Cooperative Business Strategy and Organizational Structure
摘要
This chapter examines how cooperatives design business strategies and organizational structures to achieve competitiveness while preserving their distinctive member-based identity. It addresses three core issues: how general strategy frameworks apply to cooperatives, how cooperatives create value differently from investor-owned firms, and how they can expand in scale and scope without undermining democratic governance. The chapter explains that cooperative strategies must clearly define goals, scope, competitive advantage, and strategic logic, with special emphasis on serving members’ common needs and social purposes.

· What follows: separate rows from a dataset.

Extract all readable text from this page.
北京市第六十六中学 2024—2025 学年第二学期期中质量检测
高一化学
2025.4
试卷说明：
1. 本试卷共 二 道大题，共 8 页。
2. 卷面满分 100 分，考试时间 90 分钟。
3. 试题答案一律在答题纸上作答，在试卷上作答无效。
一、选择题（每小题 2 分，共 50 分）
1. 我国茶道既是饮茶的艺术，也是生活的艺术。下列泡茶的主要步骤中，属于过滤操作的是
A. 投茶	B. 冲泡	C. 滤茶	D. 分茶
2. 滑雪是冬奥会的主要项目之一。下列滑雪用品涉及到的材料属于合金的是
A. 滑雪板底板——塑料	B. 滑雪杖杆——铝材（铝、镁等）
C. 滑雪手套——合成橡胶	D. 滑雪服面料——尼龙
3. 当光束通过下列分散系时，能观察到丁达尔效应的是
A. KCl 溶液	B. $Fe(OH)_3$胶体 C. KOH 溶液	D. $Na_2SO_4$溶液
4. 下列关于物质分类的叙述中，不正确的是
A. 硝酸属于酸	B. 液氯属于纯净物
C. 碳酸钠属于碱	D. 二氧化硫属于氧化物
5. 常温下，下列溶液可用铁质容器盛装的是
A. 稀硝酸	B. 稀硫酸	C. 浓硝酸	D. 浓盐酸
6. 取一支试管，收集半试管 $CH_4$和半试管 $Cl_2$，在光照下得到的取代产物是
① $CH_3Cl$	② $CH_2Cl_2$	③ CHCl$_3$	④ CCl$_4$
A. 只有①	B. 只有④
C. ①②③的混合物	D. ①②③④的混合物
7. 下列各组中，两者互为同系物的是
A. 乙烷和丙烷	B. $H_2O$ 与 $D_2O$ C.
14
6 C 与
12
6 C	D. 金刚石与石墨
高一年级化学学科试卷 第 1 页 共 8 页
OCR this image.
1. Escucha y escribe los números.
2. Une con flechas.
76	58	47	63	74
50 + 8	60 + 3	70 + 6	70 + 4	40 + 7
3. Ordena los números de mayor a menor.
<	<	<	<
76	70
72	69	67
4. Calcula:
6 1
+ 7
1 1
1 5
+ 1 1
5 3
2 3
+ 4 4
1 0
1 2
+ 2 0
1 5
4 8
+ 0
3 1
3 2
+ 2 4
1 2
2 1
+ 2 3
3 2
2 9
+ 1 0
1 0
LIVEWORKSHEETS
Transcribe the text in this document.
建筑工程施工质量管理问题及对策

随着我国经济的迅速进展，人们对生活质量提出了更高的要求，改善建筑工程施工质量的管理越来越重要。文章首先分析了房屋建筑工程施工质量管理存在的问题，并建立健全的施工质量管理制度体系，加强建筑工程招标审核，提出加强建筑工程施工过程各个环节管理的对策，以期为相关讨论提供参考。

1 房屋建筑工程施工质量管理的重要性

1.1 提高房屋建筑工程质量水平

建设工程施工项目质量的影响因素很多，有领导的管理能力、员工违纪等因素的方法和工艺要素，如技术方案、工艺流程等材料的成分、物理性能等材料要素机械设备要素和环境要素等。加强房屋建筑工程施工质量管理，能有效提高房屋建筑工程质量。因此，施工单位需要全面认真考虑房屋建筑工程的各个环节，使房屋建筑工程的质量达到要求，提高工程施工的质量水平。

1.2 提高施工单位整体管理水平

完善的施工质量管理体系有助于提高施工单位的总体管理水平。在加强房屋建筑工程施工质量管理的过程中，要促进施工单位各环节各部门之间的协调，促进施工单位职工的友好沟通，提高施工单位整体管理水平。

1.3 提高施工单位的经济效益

Because cooperatives are “associations of persons” rather than capital, their strategies must guide not only employees but also member-owners. Through case studies—such as Switzerland’s Mobility car-sharing cooperative, Denmark’s Danish Crown, France’s E. Leclerc retailers’ cooperative, Korea’s Eun-hye Community Housing Cooperative, and Italy’s CICLAT consortium—the chapter shows three major sources of cooperative competitive advantage: (1) ownership effects that align member effort with collective returns, (2) cooperation and solidarity among members, and (3) cooperation among cooperatives through federations or consortia. These mechanisms enhance quality, efficiency, learning, and social value. The chapter also highlights a key tension: as cooperatives grow, collective decision-making costs and member heterogeneity increase. To manage this, cooperatives often rely on federated structures, consortia, selective membership, and carefully designed governance systems that balance efficiency with participation. Overall, the chapter argues that sustainable cooperative growth requires strategies tailored to cooperative values, institutionalized cooperation, and organizational designs that minimize coordination costs while preserving democratic control.